Comparison between the two

the two models were mostly similar as we have to load and prepare the dataset in both the dataset. But if to choose one the automl is much better as we do not have to do much work and code there and the result ie. the acuracy we got is nearly similar. In the hyperdrive model we have to define many thing such as parameters and early stopping policy and primary metric to optimize.

In my understanding the automl model is mmuch better as compared to hyperdrive.

in hyperdrive we need to do the following things before the final hyperdrive run.
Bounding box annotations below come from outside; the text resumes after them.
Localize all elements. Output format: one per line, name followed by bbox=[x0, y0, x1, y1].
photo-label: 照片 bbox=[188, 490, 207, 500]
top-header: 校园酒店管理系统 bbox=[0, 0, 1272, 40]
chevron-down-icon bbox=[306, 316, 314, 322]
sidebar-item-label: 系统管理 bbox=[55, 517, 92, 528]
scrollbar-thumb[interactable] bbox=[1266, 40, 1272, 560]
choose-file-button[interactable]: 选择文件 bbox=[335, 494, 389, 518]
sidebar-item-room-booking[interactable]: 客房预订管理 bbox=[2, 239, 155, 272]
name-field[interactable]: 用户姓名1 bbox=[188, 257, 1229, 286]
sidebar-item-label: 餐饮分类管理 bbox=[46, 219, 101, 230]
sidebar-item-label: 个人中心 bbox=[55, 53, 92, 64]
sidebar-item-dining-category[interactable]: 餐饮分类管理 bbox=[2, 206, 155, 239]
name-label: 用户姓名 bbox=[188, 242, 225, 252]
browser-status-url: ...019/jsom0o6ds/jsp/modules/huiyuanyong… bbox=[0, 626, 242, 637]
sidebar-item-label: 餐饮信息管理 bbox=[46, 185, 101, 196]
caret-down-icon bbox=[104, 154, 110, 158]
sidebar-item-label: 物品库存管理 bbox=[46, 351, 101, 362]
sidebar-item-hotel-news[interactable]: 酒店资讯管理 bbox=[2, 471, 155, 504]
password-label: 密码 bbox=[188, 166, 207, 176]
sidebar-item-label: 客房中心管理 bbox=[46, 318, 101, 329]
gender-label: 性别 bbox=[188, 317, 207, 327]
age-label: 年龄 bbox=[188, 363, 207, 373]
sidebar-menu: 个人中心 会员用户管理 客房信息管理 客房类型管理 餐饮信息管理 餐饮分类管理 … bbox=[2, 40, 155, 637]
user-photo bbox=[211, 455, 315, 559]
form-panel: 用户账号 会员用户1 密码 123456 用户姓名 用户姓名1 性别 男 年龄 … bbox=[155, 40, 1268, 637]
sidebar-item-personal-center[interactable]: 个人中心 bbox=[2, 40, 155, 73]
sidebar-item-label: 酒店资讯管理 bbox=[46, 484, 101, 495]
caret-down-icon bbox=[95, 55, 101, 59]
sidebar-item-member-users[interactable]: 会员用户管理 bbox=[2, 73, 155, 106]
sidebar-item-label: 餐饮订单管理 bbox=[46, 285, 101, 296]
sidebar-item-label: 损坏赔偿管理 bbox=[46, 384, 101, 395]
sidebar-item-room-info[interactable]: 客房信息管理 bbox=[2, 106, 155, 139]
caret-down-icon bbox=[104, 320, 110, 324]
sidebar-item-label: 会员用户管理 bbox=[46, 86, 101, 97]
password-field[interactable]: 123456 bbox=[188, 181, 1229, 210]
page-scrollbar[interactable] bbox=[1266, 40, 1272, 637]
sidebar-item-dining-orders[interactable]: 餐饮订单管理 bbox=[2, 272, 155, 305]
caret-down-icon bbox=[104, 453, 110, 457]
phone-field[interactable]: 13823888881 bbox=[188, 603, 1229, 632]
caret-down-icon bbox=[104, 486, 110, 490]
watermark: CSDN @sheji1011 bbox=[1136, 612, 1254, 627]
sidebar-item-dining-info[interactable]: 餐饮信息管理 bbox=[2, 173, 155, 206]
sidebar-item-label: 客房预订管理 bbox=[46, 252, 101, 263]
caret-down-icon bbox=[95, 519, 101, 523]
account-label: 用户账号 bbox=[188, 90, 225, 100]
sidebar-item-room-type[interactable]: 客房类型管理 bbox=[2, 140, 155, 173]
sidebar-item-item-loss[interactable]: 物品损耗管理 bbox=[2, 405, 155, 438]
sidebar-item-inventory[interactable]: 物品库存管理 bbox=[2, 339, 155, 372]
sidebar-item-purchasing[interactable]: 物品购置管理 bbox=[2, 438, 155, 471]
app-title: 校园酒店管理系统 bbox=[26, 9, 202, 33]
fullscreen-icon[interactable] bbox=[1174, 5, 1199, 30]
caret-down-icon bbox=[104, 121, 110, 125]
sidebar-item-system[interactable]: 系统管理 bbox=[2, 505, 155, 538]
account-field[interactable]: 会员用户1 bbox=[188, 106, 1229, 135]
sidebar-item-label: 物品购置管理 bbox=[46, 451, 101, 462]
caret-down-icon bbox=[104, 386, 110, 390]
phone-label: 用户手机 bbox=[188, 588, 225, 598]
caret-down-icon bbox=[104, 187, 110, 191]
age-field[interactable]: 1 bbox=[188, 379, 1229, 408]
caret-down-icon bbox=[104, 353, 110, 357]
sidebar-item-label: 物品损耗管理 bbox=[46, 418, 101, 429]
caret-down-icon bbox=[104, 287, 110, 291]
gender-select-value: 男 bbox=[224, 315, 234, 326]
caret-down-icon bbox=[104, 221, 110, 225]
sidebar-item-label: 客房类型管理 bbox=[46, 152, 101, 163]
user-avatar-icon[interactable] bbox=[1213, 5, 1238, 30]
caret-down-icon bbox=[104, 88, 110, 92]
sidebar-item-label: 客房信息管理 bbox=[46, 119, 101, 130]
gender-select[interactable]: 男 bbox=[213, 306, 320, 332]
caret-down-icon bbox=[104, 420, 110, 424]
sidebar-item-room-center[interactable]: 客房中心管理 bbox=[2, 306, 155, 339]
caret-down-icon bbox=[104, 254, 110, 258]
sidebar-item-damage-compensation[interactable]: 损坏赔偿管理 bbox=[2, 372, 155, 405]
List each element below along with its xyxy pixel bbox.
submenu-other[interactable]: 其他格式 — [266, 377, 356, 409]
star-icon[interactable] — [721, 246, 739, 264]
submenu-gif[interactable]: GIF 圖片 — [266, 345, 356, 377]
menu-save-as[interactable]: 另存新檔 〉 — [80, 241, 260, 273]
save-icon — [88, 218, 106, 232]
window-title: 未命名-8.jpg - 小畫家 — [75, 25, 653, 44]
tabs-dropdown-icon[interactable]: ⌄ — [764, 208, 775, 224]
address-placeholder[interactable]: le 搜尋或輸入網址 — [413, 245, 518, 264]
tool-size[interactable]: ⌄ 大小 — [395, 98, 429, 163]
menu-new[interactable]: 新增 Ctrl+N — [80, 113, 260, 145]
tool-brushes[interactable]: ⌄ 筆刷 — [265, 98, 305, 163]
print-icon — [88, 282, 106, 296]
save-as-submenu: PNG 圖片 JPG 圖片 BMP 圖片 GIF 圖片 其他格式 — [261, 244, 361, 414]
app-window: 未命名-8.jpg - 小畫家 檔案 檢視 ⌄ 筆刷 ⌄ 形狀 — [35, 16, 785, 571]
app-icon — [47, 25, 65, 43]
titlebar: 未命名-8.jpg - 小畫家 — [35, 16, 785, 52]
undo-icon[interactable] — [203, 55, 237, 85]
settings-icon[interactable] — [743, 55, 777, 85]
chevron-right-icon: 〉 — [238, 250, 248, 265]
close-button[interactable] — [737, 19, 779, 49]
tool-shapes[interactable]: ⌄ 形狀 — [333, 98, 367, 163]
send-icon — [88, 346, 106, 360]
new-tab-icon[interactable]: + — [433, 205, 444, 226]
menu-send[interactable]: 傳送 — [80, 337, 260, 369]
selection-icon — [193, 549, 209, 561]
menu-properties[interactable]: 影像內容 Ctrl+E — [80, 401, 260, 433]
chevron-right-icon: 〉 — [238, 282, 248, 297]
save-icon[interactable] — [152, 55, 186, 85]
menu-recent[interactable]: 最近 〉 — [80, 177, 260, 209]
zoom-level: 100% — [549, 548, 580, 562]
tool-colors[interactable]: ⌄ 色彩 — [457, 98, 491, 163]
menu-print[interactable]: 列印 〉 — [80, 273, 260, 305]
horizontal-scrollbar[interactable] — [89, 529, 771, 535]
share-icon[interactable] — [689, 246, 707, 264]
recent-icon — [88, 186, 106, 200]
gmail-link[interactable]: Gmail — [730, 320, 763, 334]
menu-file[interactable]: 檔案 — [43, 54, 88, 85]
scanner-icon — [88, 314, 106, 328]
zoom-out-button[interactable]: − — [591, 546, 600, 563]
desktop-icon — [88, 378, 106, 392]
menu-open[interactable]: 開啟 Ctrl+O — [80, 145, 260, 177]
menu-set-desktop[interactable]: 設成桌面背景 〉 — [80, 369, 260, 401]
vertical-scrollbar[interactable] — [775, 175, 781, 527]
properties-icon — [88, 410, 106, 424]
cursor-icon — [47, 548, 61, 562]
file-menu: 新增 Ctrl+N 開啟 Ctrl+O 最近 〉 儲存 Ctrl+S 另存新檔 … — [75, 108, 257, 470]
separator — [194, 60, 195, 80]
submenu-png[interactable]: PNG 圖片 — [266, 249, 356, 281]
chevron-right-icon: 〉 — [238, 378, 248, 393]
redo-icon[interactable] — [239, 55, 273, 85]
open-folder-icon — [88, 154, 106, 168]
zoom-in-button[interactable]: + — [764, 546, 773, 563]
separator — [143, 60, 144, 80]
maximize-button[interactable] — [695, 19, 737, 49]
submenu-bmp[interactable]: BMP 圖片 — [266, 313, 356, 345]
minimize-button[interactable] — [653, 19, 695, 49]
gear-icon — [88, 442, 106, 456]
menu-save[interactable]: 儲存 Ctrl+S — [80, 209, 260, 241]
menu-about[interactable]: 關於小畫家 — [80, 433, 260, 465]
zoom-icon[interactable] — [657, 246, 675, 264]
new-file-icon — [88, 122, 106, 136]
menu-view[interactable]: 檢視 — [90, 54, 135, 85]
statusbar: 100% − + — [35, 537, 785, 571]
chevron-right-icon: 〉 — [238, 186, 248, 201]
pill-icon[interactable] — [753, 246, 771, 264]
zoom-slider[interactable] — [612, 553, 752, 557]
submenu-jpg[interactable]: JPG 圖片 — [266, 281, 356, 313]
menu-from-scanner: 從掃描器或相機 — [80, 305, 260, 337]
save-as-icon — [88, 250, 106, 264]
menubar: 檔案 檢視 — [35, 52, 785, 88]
  • Define the parameter search space
  • Specify a primary metric to optimize
  • Specify early termination policy for low-performing runs
  • Allocate resources
  • Launch an experiment with the defined configuration
  • Visualize the training runs
  • Select the best configuration for your model
  • In AutomMl all these things are done automatically so it is time saving and efficient way.

Future work

  • We can try diffrent model and classification algorithm to get better result.
  • Grid and Grid sampling can also be used in the hyper drive model
  • Light GBM -A fast, distributed, high-performance gradient-boosting (GBDT, GBRT, GBM, or MART) framework based on decision tree algorithms. It's used for ranking, classification, and many other machine-learning tasks.
  • XGBoost- A fast, portable, and distributed gradient-boosting (GBDT, GBRT, or GBM) library for Python, R, Java, Scala, C++, and more. It runs on a single machine, and on Apache Hadoop and Spark.